Ruby and MySQL encoding flakiness

Manfred Stienstra

The last few weeks we noticed the dreaded question marks on our sites running against MySQL 5.0. We thought we did everything to make sure our servers, databases, tables, clients and connections understood UTF-8, but somehow connections to the database were reset back to Latin1 after some time.
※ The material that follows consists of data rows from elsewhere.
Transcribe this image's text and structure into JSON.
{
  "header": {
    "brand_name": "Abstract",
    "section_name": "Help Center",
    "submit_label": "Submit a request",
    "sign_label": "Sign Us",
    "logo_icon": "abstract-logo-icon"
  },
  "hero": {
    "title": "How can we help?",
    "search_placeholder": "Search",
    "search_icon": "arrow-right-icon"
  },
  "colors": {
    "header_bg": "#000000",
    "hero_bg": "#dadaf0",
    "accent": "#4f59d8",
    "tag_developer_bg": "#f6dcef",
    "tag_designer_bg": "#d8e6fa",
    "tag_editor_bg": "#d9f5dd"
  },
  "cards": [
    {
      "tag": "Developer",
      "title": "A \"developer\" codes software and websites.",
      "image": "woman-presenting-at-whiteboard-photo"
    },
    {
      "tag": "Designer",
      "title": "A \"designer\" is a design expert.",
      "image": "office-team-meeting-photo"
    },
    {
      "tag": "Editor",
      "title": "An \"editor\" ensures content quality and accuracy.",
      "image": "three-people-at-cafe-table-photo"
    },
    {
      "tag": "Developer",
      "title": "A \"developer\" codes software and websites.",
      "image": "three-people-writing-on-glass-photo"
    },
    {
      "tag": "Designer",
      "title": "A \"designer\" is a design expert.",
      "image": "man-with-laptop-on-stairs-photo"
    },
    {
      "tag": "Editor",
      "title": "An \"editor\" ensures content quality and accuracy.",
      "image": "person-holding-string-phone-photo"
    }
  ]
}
Instead of trying to fix the problem in Rails/Ruby/libmysql I decided to squash the problem in the MySQL server configuration. By default we were seeing this:

mysql> SHOW VARIABLES LIKE 'character\_set\_%';
+--------------------------+--------+
| Variable_name            | Value  |
+--------------------------+--------+
| character_set_client     | latin1 | 
| character_set_connection | latin1 | 
| character_set_database   | latin1 | 
| character_set_filesystem | binary | 
| character_set_results    | latin1 | 
| character_set_server     | latin1 | 
| character_set_system     | utf8   | 
+--------------------------+--------+

So I set the following in /etc/mysql/my.cnf:

[mysqld]
character-set-server = utf8

[client]
default-character-set = utf8

Which forces all the encoding to go to UTF-8 by default:

mysql> SHOW VARIABLES LIKE 'character\_set\_%';
+--------------------------+--------+
| Variable_name            | Value  |
+--------------------------+--------+
| character_set_client     | utf8   | 
| character_set_connection | utf8   | 
| character_set_database   | utf8   | 
| character_set_filesystem | binary | 
| character_set_results    | utf8   | 
| character_set_server     | utf8   | 
| character_set_system     | utf8   | 
+--------------------------+--------+